第94話 少し前の時間まで戻すもの

 登山を続け周囲の山より僕達のいる場所が高くなっている、半分ぐらいの所にあるなと思っていた大きなオーバーハングになっていたあたりから風の影響をモロに受けるようになってて。風の結界がゆらゆら揺れて維持するのに少しだけ魔力の消費が増えていた。

 バーニィはグラグラする浮石など怪しいものを土魔術で固定したり、僕達の手足の長さでも伸ばせる位置に持ち手となる窪みを作ったり、闇魔術の収納から取り出した鎖を岩に打ち付けるながら先行してくれた。

 こういうのって前世のロッククライミングの知識なのだろうか。それともこの世界にも岩壁を登る知識があるのだろうか。


 そんな事をしながらも、バーニィは身体強化の精度も高いので軽快に壁を越えていった。

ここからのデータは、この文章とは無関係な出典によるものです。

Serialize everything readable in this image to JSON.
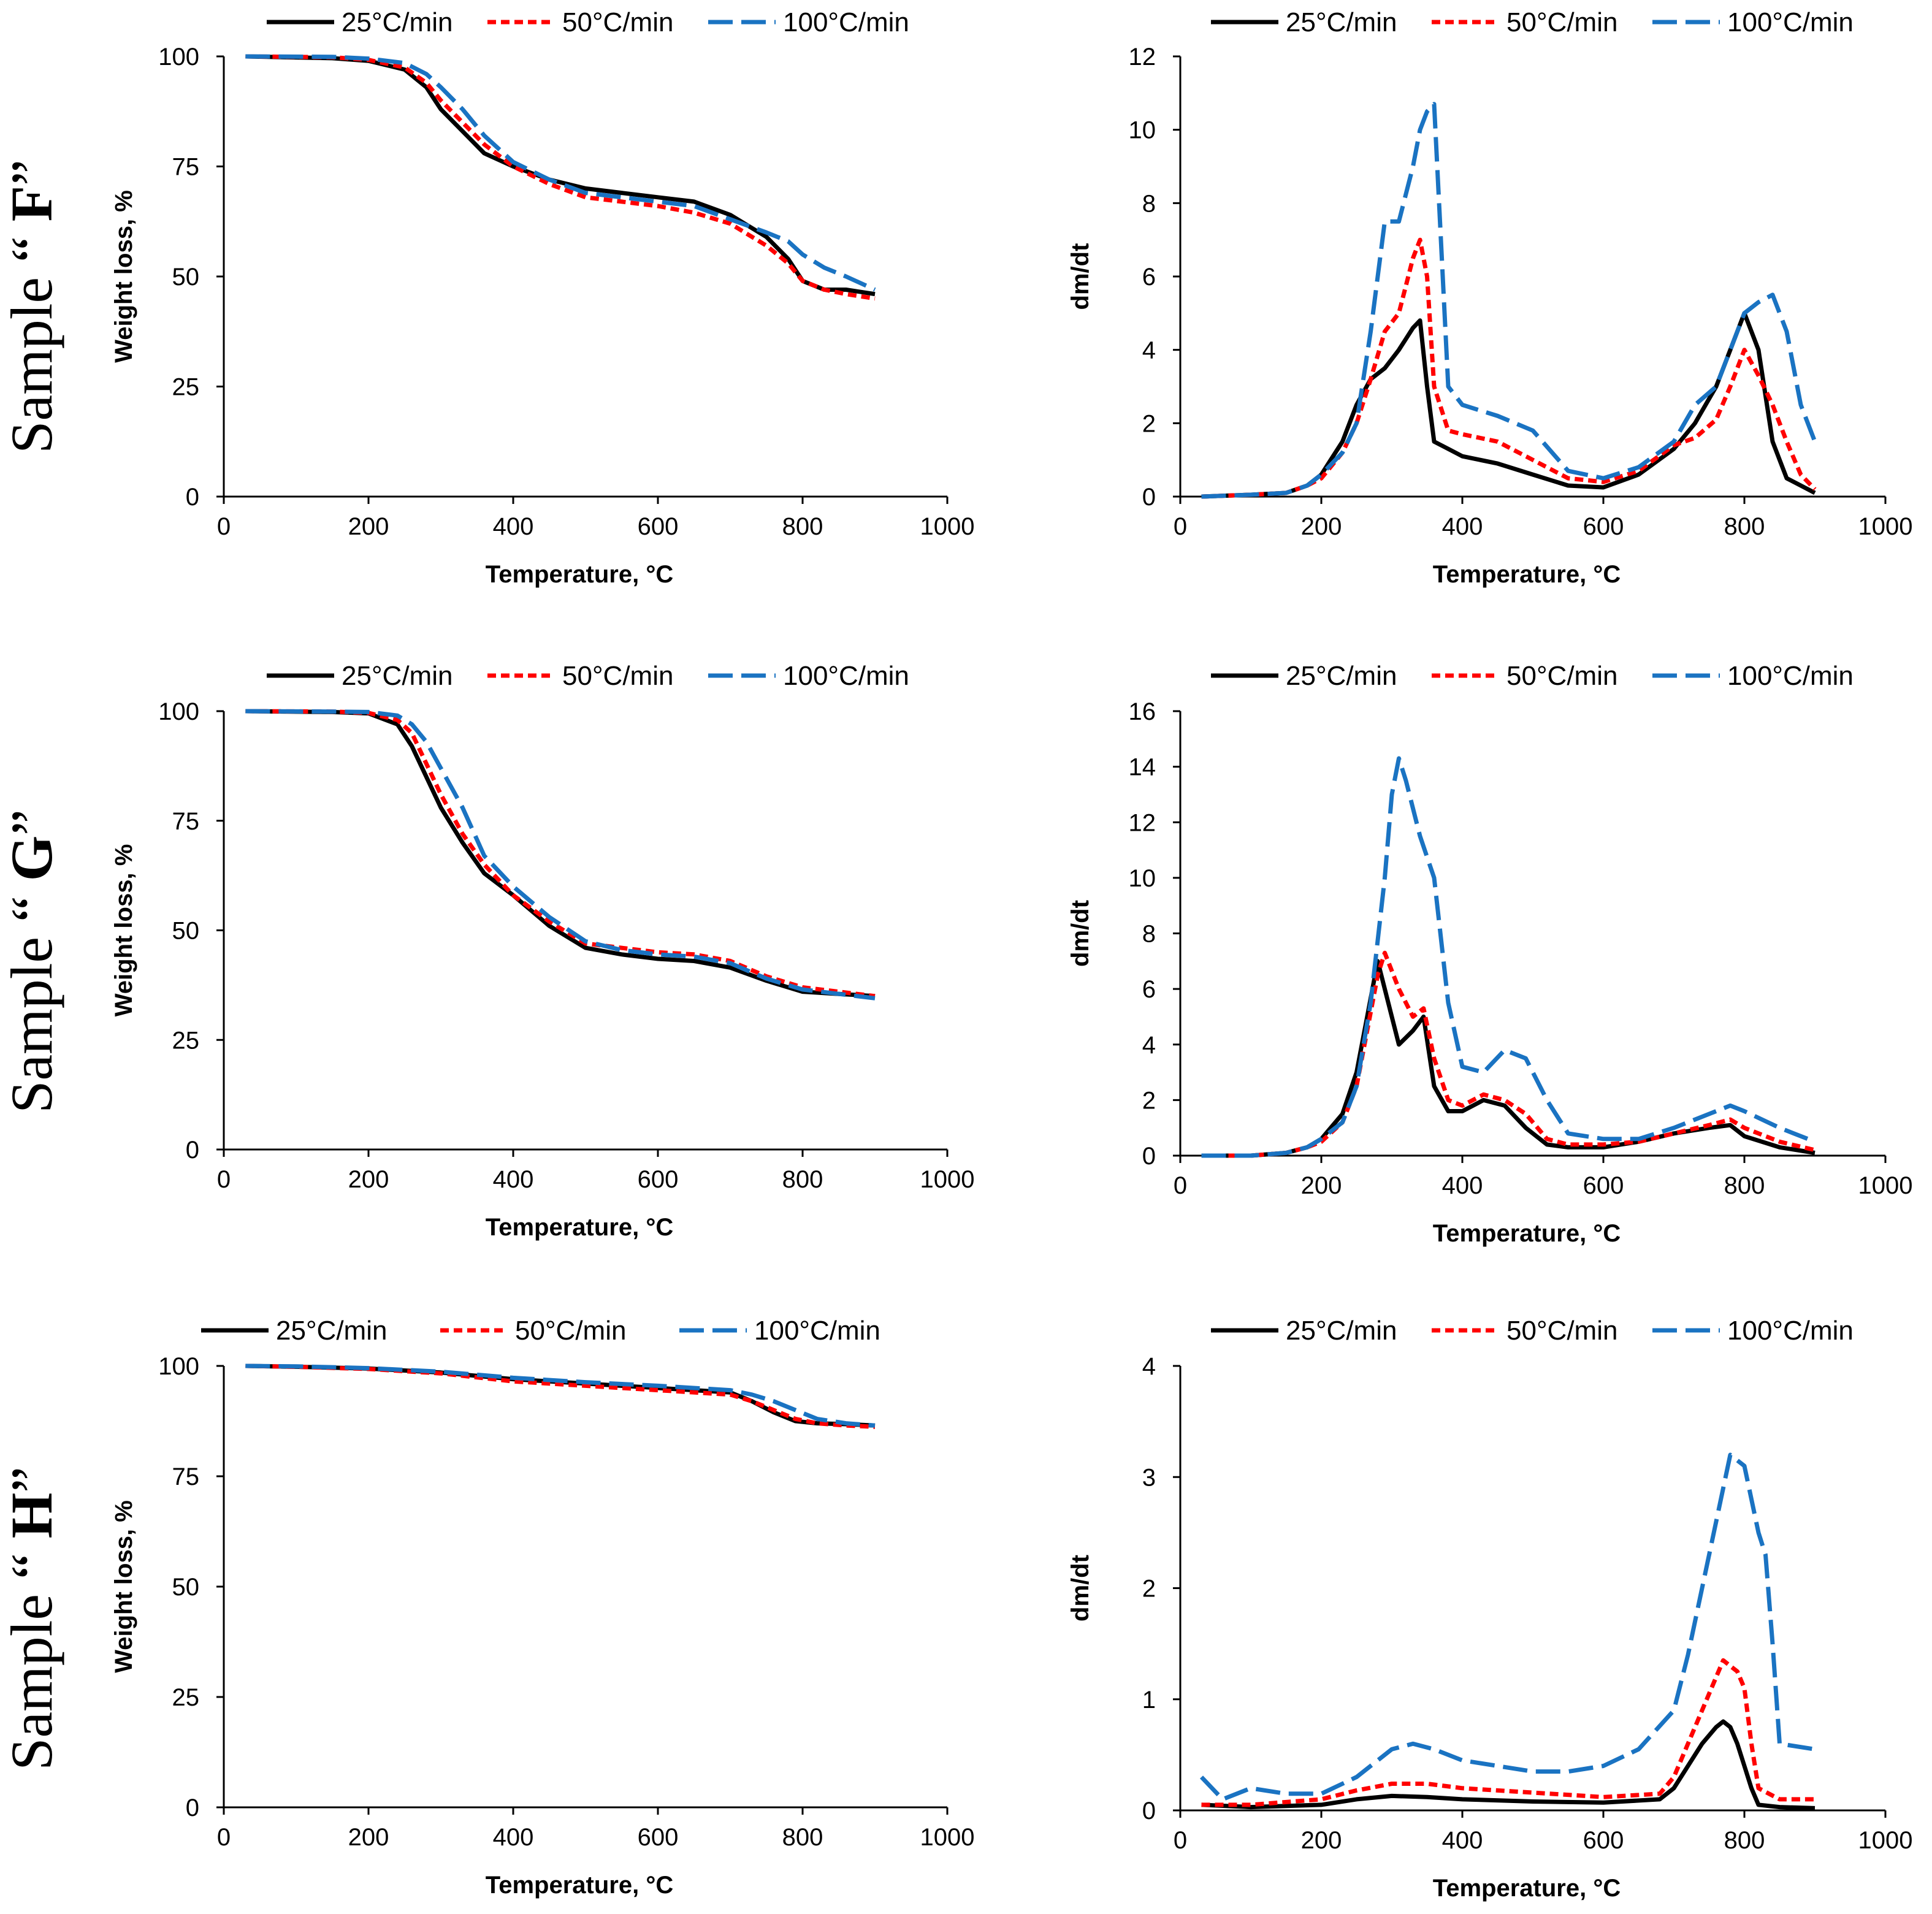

 僕とフローラはバーニィが作った足跡を辿るだけでそこを越える事が出来た。


「1番の難所を越えたねぇ」

「鎖なんてどこで用意てたの?」

「王都の鍛冶屋に注文してたんだよ、未踏破の山だったら必要だと思ってね」

「どこでそんなの知ったの?」

「体が弱い分、健康になったらあれもしたいこれもしたいって知識だけは貯めてたんだよ」

「そうなんだ・・・」


 1番の難所を超えた今は多分8000mを超えているのではないかと思う。

 登っていくと風の影響は強くなるけれど雲や雪に当たる事は無くなっていた。多分雪を降らせる雲より高い所にいるからなのではないかと思う。踏みしめるのは固い氷と岩ばかりでさらっとした雪は全くないため、それを同じくバーニィが鍛冶屋に作らせていたアイゼンとピッケルに引っかけて登っていた。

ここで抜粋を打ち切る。